Deterministic online strategy: Rent for B days, then buy on day B+1 if you're still skiing.
Analysis:
- If you ski < B days: you rented the whole time (same as optimal renting).
- If you ski ≥ B days: you paid B days rent + B for buying = 2B total. Optimal was B (buy on day 1). Ratio = 2.
Competitive ratio = 2 — this is optimal for deterministic algorithms!
Randomized improvement: Rent for B days with probability depending on a randomized strategy → competitive ratio ≈ e/(e-1) ≈ 1.58.
Paging / Caching
Setting: Fast cache holds k pages. On each request for a page:
- Cache hit: Free
- Cache miss: Load from slow memory (cost 1). Must evict a page if cache is full.
Common algorithms:
| Algorithm | Competitive Ratio | Strategy |
|---|---|---|
| LRU | k | Evict Least Recently Used |
| FIFO | k | Evict First In First Out |
| LFU | Not competitive | Evict Least Frequently Used |
| LFD (offline) | Optimal | Evict page used farthest in future |
from collections import OrderedDict
class LRUCache:
"""Least Recently Used cache — k-competitive online algorithm."""
def __init__(self, capacity):
self.capacity = capacity
self.cache = OrderedDict()
def access(self, page):
if page in self.cache:
self.cache.move_to_end(page) # Mark as recently used
return True # Cache hit
# Cache miss — evict LRU if full
if len(self.cache) >= self.capacity:
self.cache.popitem(last=False) # Remove least recently used
self.cache[page] = True
return False # Cache miss
def simulate_paging(requests, cache_size, algorithm='lru'):
cache = LRUCache(cache_size)
misses = 0
for page in requests:
if not cache.access(page):
misses += 1
return misses
requests = [1, 2, 3, 4, 1, 2, 5, 1, 2, 3, 4, 5]

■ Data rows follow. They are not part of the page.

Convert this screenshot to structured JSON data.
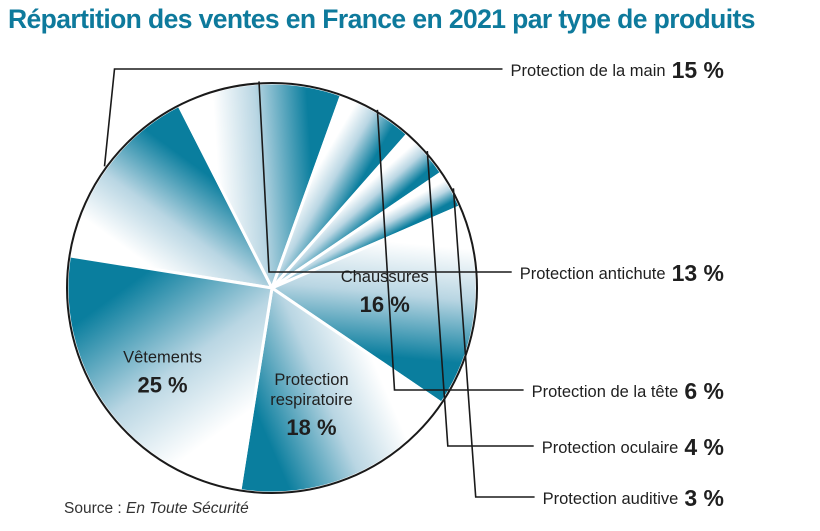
{
  "title": "Répartition des ventes en France en 2021 par type de produits",
  "source": {
    "prefix": "Source :",
    "name": "En Toute Sécurité"
  },
  "colors": {
    "title": "#0e7a9c",
    "slice_dark": "#0a7e9e",
    "slice_light": "#ffffff",
    "outline": "#1a1a1a"
  },
  "chart_data": {
    "type": "pie",
    "title": "Répartition des ventes en France en 2021 par type de produits",
    "unit": "%",
    "slices": [
      {
        "label": "Protection de la main",
        "value": 15,
        "value_label": "15 %"
      },
      {
        "label": "Protection antichute",
        "value": 13,
        "value_label": "13 %"
      },
      {
        "label": "Protection de la tête",
        "value": 6,
        "value_label": "6 %"
      },
      {
        "label": "Protection oculaire",
        "value": 4,
        "value_label": "4 %"
      },
      {
        "label": "Protection auditive",
        "value": 3,
        "value_label": "3 %"
      },
      {
        "label": "Chaussures",
        "value": 16,
        "value_label": "16 %"
      },
      {
        "label": "Protection respiratoire",
        "value": 18,
        "value_label": "18 %"
      },
      {
        "label": "Vêtements",
        "value": 25,
        "value_label": "25 %"
      }
    ],
    "inside_labels": [
      {
        "lines": [
          "Vêtements"
        ],
        "value_label": "25 %"
      },
      {
        "lines": [
          "Protection",
          "respiratoire"
        ],
        "value_label": "18 %"
      },
      {
        "lines": [
          "Chaussures"
        ],
        "value_label": "16 %"
      }
    ]
  }
}
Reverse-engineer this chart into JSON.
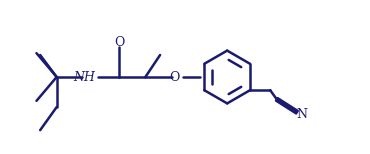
{
  "bg_color": "#ffffff",
  "line_color": "#1a1a6e",
  "line_width": 1.8,
  "figsize": [
    3.7,
    1.54
  ],
  "dpi": 100,
  "NH_label": "NH",
  "O_label": "O",
  "N_label": "N"
}
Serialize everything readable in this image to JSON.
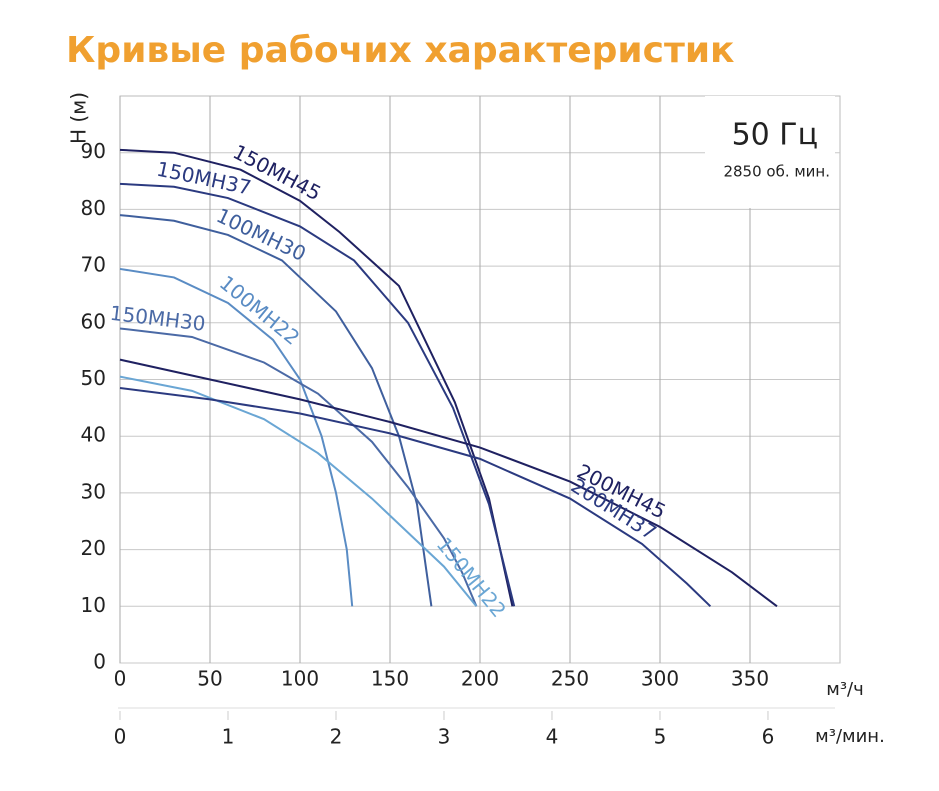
{
  "chart_data": {
    "type": "line",
    "title": "Кривые рабочих характеристик",
    "annotations": {
      "frequency": "50 Гц",
      "speed": "2850 об. мин."
    },
    "ylabel": "H (м)",
    "xlabel": "м³/ч",
    "x2label": "м³/мин.",
    "xlim": [
      0,
      400
    ],
    "xticks": [
      0,
      50,
      100,
      150,
      200,
      250,
      300,
      350
    ],
    "ylim": [
      0,
      100
    ],
    "yticks": [
      0,
      10,
      20,
      30,
      40,
      50,
      60,
      70,
      80,
      90
    ],
    "x2lim": [
      0,
      6.667
    ],
    "x2ticks": [
      0,
      1,
      2,
      3,
      4,
      5,
      6
    ],
    "grid": true,
    "series": [
      {
        "name": "150MH45",
        "color": "#1f2161",
        "x": [
          0,
          30,
          67,
          100,
          122,
          155,
          186,
          205,
          218
        ],
        "values": [
          90.5,
          90,
          87,
          81.5,
          76,
          66.5,
          46,
          29,
          10
        ]
      },
      {
        "name": "150MH37",
        "color": "#2b3a80",
        "x": [
          0,
          30,
          60,
          100,
          130,
          160,
          185,
          205,
          219
        ],
        "values": [
          84.5,
          84,
          82,
          77,
          71,
          60,
          45,
          28,
          10
        ]
      },
      {
        "name": "100MH30",
        "color": "#3f5f9d",
        "x": [
          0,
          30,
          60,
          90,
          120,
          140,
          155,
          165,
          173
        ],
        "values": [
          79,
          78,
          75.5,
          71,
          62,
          52,
          40,
          28,
          10
        ]
      },
      {
        "name": "100MH22",
        "color": "#5a8cc4",
        "x": [
          0,
          30,
          60,
          85,
          100,
          112,
          120,
          126,
          129
        ],
        "values": [
          69.5,
          68,
          63.5,
          57,
          50,
          40,
          30,
          20,
          10
        ]
      },
      {
        "name": "150MH30",
        "color": "#4b6aa6",
        "x": [
          0,
          40,
          80,
          110,
          140,
          160,
          180,
          190,
          198
        ],
        "values": [
          59,
          57.5,
          53,
          47.5,
          39,
          31,
          22,
          16,
          10
        ]
      },
      {
        "name": "150MH22",
        "color": "#6aa6d4",
        "x": [
          0,
          40,
          80,
          110,
          140,
          160,
          180,
          198
        ],
        "values": [
          50.5,
          48,
          43,
          37,
          29,
          23,
          17,
          10
        ]
      },
      {
        "name": "200MH45",
        "color": "#1f2161",
        "x": [
          0,
          50,
          100,
          150,
          200,
          250,
          300,
          340,
          365
        ],
        "values": [
          53.5,
          50,
          46.5,
          42.5,
          38,
          32,
          24,
          16,
          10
        ]
      },
      {
        "name": "200MH37",
        "color": "#2b3a80",
        "x": [
          0,
          50,
          100,
          150,
          200,
          250,
          290,
          315,
          328
        ],
        "values": [
          48.5,
          46.5,
          44,
          40.5,
          36,
          29,
          21,
          14,
          10
        ]
      }
    ]
  }
}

print(f"LRU misses (k=3): {simulate_paging(requests, 3)}") # k-competitive
Load Balancing — List Scheduling
Setting: m machines, n jobs with processing times p₁, p₂, ..., pₙ arriving online. Assign each job to a machine to minimize makespan (max completion time).
Algorithm: Assign each job to the machine with current minimum load (LPT if sorted, List if not).
Competitive ratio of List Scheduling: (2 - 1/m)
import heapq
def list_scheduling(jobs, m):
"""List scheduling: assign each job to least loaded machine."""
# Min-heap: (current_load, machine_id)
machines = [(0, i) for i in range(m)]
heapq.heapify(machines)
assignment = []
for job in jobs:
load, machine = heapq.heappop(machines)
assignment.append(machine)
heapq.heappush(machines, (load + job, machine))
return assignment, max(load for load, _ in machines)
jobs = [6, 5, 5, 4, 4, 3, 3, 1]
assignment, makespan = list_scheduling(jobs, 3)
print(f"Makespan: {makespan}") # Competitive approximation
The Secretary Problem
Setting: Interview n candidates one by one in random order. After each interview, immediately accept or reject. Goal: maximize probability of hiring the best candidate.
Optimal strategy (Optimal Stopping):
- Reject the first n/e ≈ 37% of candidates (observation phase)
- Hire the first candidate better than all seen so far
Result: This strategy succeeds with probability ≈ 1/e ≈ 37%, regardless of n.
import random
import math
def secretary_problem(candidates):
"""Optimal stopping: observe 1/e then hire first improvement."""
n = len(candidates)
observe = max(1, int(n / math.e))
# Observation phase — reject first observe candidates
best_so_far = max(candidates[:observe])
# Hiring phase — hire first candidate better than observation phase
for candidate in candidates[observe:]:
if candidate > best_so_far:
return candidate
# Fallback: hire last candidate
return candidates[-1]
# Simulation
trials = 100000
success = 0
for _ in range(trials):
n = 100
candidates = list(range(1, n+1))
random.shuffle(candidates)
hired = secretary_problem(candidates)
if hired == n: # Hired the best (rank n)
success += 1
print(f"Success rate: {success/trials:.3f} (expected ~0.368)")
Practice Problems
- Prove that no deterministic online algorithm for ski rental can be better than 2-competitive
- Simulate LRU vs FIFO on the request sequence [1,2,3,4,2,5,1,3,6,2,4,7] with k=3
- Show that Deterministic List Scheduling achieves ratio (2-1/m) with an explicit bad instance
- Implement the secretary problem simulation and verify the ~37% success rate
- What is the competitive ratio of "always serve nearest" for the online k-server problem on a line?